There’s an online version of a document written in 1989 by Sir Tim Berners-Lee when he was trying to help researchers at the physics institute CERN keep track of their data while dealing with high researcher turnover.
In it, the authors state: “When two years is a typical length of stay, information is constantly being lost… The technical details of past projects are sometimes lost forever, or only recovered after a detective investigation in an emergency. Often, the information has been recorded, it just cannot be found.”
If that still sounds like the typical research institute of today, it does suggest Sir Tim wasn’t entirely successful in solving this issue. Can it be that the problem of managing research data is harder than inventing the Internet – the ultimate outcome of the ‘hyperlinks’ solution he proposed?
FAIR enough?
If anything, the problem has become harder over time. Due to the rapid pace of change in information technology, most cancer researchers – indeed most scientists – are now data scientists in a way undreamt of 40 years ago.
Results and experimental details can be spread across handwritten notes, emails, presentations, spreadsheets, documents with file names ending in something like ‘FinalFINAL.doc’, R scripts and more. This data is often locked away in systems and formats that aren’t easily shared, can’t be accessed by others and are impossible to understand except for those who created them; and only then while they retain important linking details in their memories.

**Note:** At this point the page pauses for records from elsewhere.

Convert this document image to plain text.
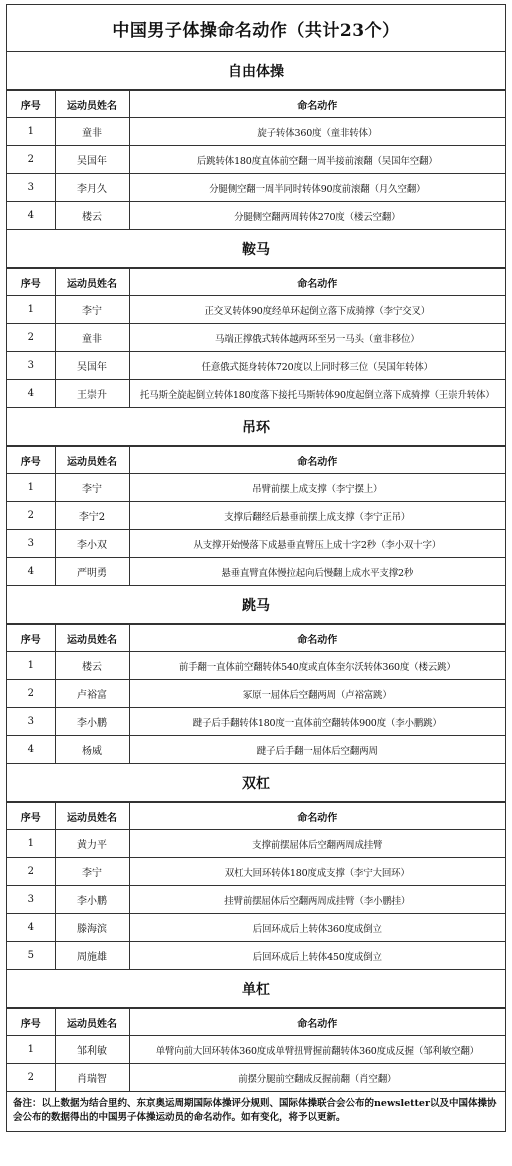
中国男子体操命名动作（共计23个）
自由体操
序号	运动员姓名	命名动作
1	童非	旋子转体360度（童非转体）
2	吴国年	后跳转体180度直体前空翻一周半接前滚翻（吴国年空翻）
3	李月久	分腿侧空翻一周半同时转体90度前滚翻（月久空翻）
4	楼云	分腿侧空翻两周转体270度（楼云空翻）
鞍马
序号	运动员姓名	命名动作
1	李宁	正交叉转体90度经单环起倒立落下成骑撑（李宁交叉）
2	童非	马端正撑俄式转体越两环至另一马头（童非移位）
3	吴国年	任意俄式挺身转体720度以上同时移三位（吴国年转体）
4	王崇升	托马斯全旋起倒立转体180度落下接托马斯转体90度起倒立落下成骑撑（王崇升转体）
吊环
序号	运动员姓名	命名动作
1	李宁	吊臂前摆上成支撑（李宁摆上）
2	李宁2	支撑后翻经后悬垂前摆上成支撑（李宁正吊）
3	李小双	从支撑开始慢落下成悬垂直臂压上成十字2秒（李小双十字）
4	严明勇	悬垂直臂直体慢拉起向后慢翻上成水平支撑2秒
跳马
序号	运动员姓名	命名动作
1	楼云	前手翻一直体前空翻转体540度或直体奎尔沃转体360度（楼云跳）
2	卢裕富	冢原一屈体后空翻两周（卢裕富跳）
3	李小鹏	踺子后手翻转体180度一直体前空翻转体900度（李小鹏跳）
4	杨威	踺子后手翻一屈体后空翻两周
双杠
序号	运动员姓名	命名动作
1	黄力平	支撑前摆屈体后空翻两周成挂臂
2	李宁	双杠大回环转体180度成支撑（李宁大回环）
3	李小鹏	挂臂前摆屈体后空翻两周成挂臂（李小鹏挂）
4	滕海滨	后回环成后上转体360度成倒立
5	周施雄	后回环成后上转体450度成倒立
单杠
序号	运动员姓名	命名动作
1	邹利敏	单臂向前大回环转体360度成单臂扭臂握前翻转体360度成反握（邹利敏空翻）
2	肖瑞智	前摆分腿前空翻成反握前翻（肖空翻）
备注：以上数据为结合里约、东京奥运周期国际体操评分规则、国际体操联合会公布的newsletter以及中国体操协会公布的数据得出的中国男子体操运动员的命名动作。如有变化，将予以更新。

These challenges are at the heart of the concept of FAIR data. You’ll likely know it’s an acronym for data that follows these four foundational principles – Findability, Accessibility, Interoperability, and Reusability (…see what they did there?). By adhering to FAIR principles, researchers can increase data reproducibility, transparency, and collaboration in science, helping ensure that research data is managed efficiently and in compliance with best practices. This is very much in line with the commitments in the Concordat to Support Research Integrity.
FAIR’s fair
What is FAIR data?
The FAIR (Findable, Accessible, Interoperable, Reusable) data emphasize machine-actionability. The main objective of FAIR is to increase data reuse by researchers. The core concepts of the FAIR principles are based on good scientific practice and intuitively grounded.
Why do we need it?
To ensure fairness, inclusivity, and transparency in research, promoting better insights and avoiding bias.
FAIR was first outlined in a 2016 paper that identifies a problem very similar to that faced at CERN in 1989:
“We often need several weeks (or months) of specialist technical effort to gather the data (because) we do not pay our valuable digital objects the careful attention they deserve when we create and preserve them.”

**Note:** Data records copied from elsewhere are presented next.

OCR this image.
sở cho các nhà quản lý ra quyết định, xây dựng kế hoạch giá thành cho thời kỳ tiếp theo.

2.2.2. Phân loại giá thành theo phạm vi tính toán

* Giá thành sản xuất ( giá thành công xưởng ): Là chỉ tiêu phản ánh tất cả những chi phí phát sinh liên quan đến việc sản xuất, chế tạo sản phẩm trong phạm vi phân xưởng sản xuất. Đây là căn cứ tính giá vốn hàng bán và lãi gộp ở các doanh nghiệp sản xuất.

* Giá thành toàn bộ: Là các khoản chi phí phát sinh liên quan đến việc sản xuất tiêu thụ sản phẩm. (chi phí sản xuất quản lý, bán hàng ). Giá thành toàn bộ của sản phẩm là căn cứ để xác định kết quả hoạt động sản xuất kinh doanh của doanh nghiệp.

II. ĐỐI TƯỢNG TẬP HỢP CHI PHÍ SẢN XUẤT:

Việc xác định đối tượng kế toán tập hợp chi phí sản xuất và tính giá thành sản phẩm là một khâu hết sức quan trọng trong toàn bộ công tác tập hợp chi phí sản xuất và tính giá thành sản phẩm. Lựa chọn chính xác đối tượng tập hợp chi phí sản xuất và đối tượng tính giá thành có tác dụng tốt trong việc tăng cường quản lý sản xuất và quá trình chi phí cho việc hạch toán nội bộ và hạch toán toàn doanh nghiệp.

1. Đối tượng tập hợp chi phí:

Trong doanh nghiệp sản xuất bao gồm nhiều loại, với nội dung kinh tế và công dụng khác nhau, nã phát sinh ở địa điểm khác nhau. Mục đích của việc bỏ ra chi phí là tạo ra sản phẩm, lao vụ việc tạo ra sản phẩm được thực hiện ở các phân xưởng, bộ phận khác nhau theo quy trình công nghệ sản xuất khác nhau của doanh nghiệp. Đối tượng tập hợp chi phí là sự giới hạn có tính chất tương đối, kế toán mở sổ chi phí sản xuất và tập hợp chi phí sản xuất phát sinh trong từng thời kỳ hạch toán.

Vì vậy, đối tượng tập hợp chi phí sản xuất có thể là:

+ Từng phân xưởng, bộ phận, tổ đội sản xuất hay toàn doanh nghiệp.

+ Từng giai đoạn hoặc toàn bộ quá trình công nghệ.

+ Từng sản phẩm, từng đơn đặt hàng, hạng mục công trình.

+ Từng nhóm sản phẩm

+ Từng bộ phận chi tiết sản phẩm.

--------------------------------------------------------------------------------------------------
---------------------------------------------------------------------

The FAIR principles were quickly adopted by funders like CRUK and research institutions as a framework for ensuring data is well-managed. Many researchers – particularly those who specialise in managing extremely large data sets – are well-versed in FAIRification (the process of making data FAIR).
So why are we still seeing so many of the same issues with managing data?
All’s FAIR
While researchers are often positive about the concepts of FAIRness, there are barriers to its application. The first barrier is learning about FAIR. Only a third of respondents to ‘The State of Open Data 2022’ survey were familiar with FAIR, with another third saying they hadn’t heard of it at all. Part of the reason for this article is to raise awareness. It can be easy for those well-acquainted with FAIR to skip over the basics, or rush into deeper complexities, when explaining FAIR and the many new terms and concepts associated with it. Finding the right starting point is key to avoid being overwhelmed at the very start (see “What next with FAIR?” below on suggestions for beginners).
Another barrier is finding accessible ways to engage with FAIR principles when there are so many other demands on researchers’ time. If you’re just starting, don’t feel you have to read everything about FAIR data. Even a little knowledge can reveal something practical and applicable that can be useful to you right now. Taking steps to make your data more organised and well-annotated – perhaps using a template for recording your experiments that reminds you to record all the important details each time – is likely to benefit ‘future you’ when you access and reuse your own data, without having to rely on memory to find and understand everything.
For those more immersed in FAIRification, perfectionism can be a barrier. Some people start crafting plans to redesign whole systems, reformat workflows and retrain their teams in emerging best practice. While these are positive directions and make great long-term objectives, they also require lots of time and energy to fulfil. Breaking these down to more accessible elements with a mixture of short- and long-term goals – including sharing what you have learnt with others – can be helpful.